Presenting “License to Cull” with @oharebros and @NewYork564 in Room 124 at 2:30! @The_School #ISTE2015 #artsed

  Super honored to be presenting License to Cull: Art History, Media Literacy, Ethics and Photoshop with my stellar art colleagues, Yoshiko Maruiwa and Katelin O’Hare from the The School at Columbia University.

We’ll share an integrated unit that examines fine art and the fine print. Students learn about ownership, copyright, licensing, media literacy, fair use, Creative Commons, Wikimedia and Photoshop.
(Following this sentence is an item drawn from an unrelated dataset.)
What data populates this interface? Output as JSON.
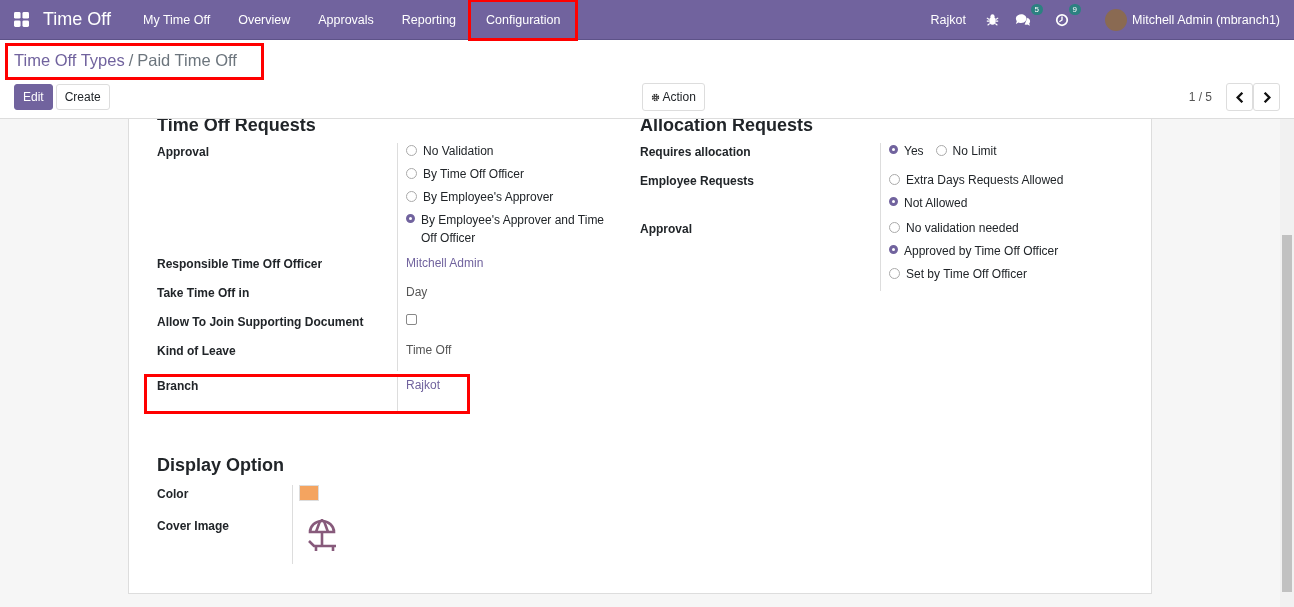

See our slides full of links and resources below:

As part of the 6th grade integrated study of the Renaissance in English, Social Studies, Science, Art, Music, and Wellness, we designed a Photoshop unit where students locate a Renaissance painting and layer themselves into it as either the main character or an additional character. While we teach the basics of Photoshop, we also facilitate rich discussions about a variety of topics including ownership, copyright, licensing, fair use, and the public domain. Our students use their assigned laptops to research, collaborate, and create throughout the unit. We discuss the Mona Lisa’s various owners and examine a variety of copyrightable contributions that have been made to Leonardo da Vinci’s original art from multiple artists over the years. We read the fine print and Terms of Use for Google Art Project and Artstor. We talk about how Photoshop is utilized to manipulate most images on advertisements and in magazines and how that affects body image and society’s standard of beauty. We discuss ways to locate fair-use art and dissect licenses from Creative Commons to encourage respectful and ethical use of others’ artistic creations. Further, we discuss the lawsuit between the Associated Press and Shepard Fairey over Fairey’s Barack Obama Hope poster. After completing their Photoshop collage, the students added their images to a shared online album. Additionally, students included their work on their digital art portfolios where they were expected to write an “artist statement” for their piece and comment on their classmates’ creations.